Auch der neu konzipierte 11. Jahrgang bietet interessante Chancen. Es gibt z. B. eine zusätzliche Stunde für die Berufs- und Studienwahlorientierung und auch in der Einführungsphase kann unter bestimmten Bedingungen ein Wahlpflichtangebot eingerichtet werden.
Sorgen macht sich die GEW um die Leseschwäche der Funktionäre des Philologenverbandes. Diese behaupten in ihren Verlautbarungen zur Oberstufenreform immer wieder, die Stundenzahl der MINT-Fächer werde gesenkt, die 2. Pflichtfremdsprache in 11 würde gestrichen, die Zahl der schriftlichen Arbeiten sinke bedrohlich, bald gäbe es ein Powerpoint-Abi und man könne in Zukunft mit vier mangelhaften Leistungen in die Qualifikationsphase versetzt werden. Alles falsch! Da hilft einfach genaues Nachlesen in den Verordnungsentwürfen und ein wenig Zählen. Die Texte findet man alle im Netz.
In der Summe verliert kein Fach durch die Rückkehr zu G 9 Stunden. Im Gegenteil: Gerade die Kernfächer gewinnen. Außerdem steigt durch die Reduzierung der Wochenstundenzahl in der Regel die Lernleistung.
Natürlich bleibt die 2. Pflichtfremdsprache in 11 für alle Schülerinnen und Schüler Pflicht, die in 12 und 13 den sprachlichen Schwerpunkt wählen wollen. In Niedersachsen müssen zudem auch die Schülerinnen und Schüler fünf Jahre eine zweite Fremdsprache lernen (die KMK schreibt nur vier vor), die diese in 11 abwählen. Stattdessen müssen sie ein zusätzliches Wahlpflichtangebot wählen, um sich intensiv auf die von ihnen favorisierten Schwerpunktfächer in 12 und 13 vorzubereiten. Das können z. B. musische oder naturwissenschaftliche Fächer sein. Was hat das mit Bildungsabbau zu tun!?

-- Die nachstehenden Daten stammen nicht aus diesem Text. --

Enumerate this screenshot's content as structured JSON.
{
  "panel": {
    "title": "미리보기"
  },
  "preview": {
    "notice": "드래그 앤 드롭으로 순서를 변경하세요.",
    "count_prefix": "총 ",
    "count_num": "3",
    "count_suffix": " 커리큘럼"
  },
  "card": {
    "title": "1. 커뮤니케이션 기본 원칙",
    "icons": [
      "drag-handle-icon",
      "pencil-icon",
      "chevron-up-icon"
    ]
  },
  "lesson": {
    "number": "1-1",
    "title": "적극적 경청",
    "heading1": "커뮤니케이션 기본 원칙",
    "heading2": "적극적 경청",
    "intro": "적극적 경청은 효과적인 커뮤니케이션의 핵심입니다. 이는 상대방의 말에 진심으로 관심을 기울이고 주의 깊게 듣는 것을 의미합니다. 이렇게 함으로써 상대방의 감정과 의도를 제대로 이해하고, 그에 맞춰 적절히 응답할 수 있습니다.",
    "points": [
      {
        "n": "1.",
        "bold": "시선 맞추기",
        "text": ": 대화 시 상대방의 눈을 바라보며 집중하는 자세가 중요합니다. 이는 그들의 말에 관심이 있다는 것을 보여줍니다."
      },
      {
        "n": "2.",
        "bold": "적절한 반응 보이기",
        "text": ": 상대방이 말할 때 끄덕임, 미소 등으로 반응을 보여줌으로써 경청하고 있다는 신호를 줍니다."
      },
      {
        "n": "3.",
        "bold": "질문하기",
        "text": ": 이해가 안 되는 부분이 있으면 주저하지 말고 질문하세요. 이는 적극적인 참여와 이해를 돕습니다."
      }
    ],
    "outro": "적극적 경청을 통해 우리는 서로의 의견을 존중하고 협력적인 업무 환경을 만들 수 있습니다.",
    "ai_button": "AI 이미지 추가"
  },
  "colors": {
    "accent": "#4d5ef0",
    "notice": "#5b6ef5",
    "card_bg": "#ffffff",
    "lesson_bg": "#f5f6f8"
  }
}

In der Oberstufe soll laut Verordnungsentwurf im vorletzten Halbjahr eine Klausur wegfallen, und das ist nicht die abiturvorbereitende. Das entlastet die Schülerinnen und Schüler (und auch die Lehrkräfte). Und schriftliche Übungsmöglichkeiten gibt es zudem in der Sek I und Sek II genügend, nicht zuletzt, weil ein Jahr länger Zeit ist.
Dass im Rahmen der mündlichen Prüfung aktuelle Formen der Präsentation ermöglicht werden, indem eine sogenannte Präsentationsprüfung eingeführt wird, ist positiv. Natürlich kann und soll diese zu Hause vorbereitet werden. Ein professioneller Prüfer (plus kompetentem Prüfungsausschuss) wird sicher in der Prüfung feststellen, ob die Leistung eigenständig erarbeitet wurde.
Die Versetzungsregelung von 11 nach 12 muss im Rahmen der zurzeit stattfinden Anhörung auch nach Auffassung der GEW noch einmal in den Blick genommen werden. Der Entwurf sieht vor, dass zwölf von 13 bzw. 14 Fächern versetzungsrelevant sind. Das Panikbeispiel allerdings, das der Philologenverband ins Netz gestellt hat, nach dem ein Schüler mit drei Sechsen und einer Fünf versetzt werden kann, ist Unfug.
Für die GEW ist die jetzt vollzogene Reform ein Schritt in die richtige Richtung.
Als nächstes muss die Landesregierung die verpflichtende Schwerpunktsetzung abschaffen, die sowohl die Schulen in ihren Angebotsmöglichkeiten als auch die Schülerinnen und Schüler in ihren Wahlmöglichkeiten unnötig einschränken.
Weitere Nachbesserungen hat die GEW bereits vor einem Jahr in ihrer ersten Stellungnahme zu den G-9-Verordnungen formuliert: Wir brauchen in allen Schulstufen Verfügungsstunden. Die Zusatzbedarfe für Differenzierungsangebote in der Sek I sind zu erweitern. Die Stundenzuweisung in der Qualifikationsphase müssen erhöht werden, damit die Kurse kleiner werden können. Auch für die Sek II muss es Stundenzuweisungen für den Ganztag geben.
Differenzierte Angebote und kleinere Lerngruppen nützen den Lehrkräften und den Schülerinnen und Schülern gleichermaßen. Beide Maßnahmen befördern den Bildungserfolg.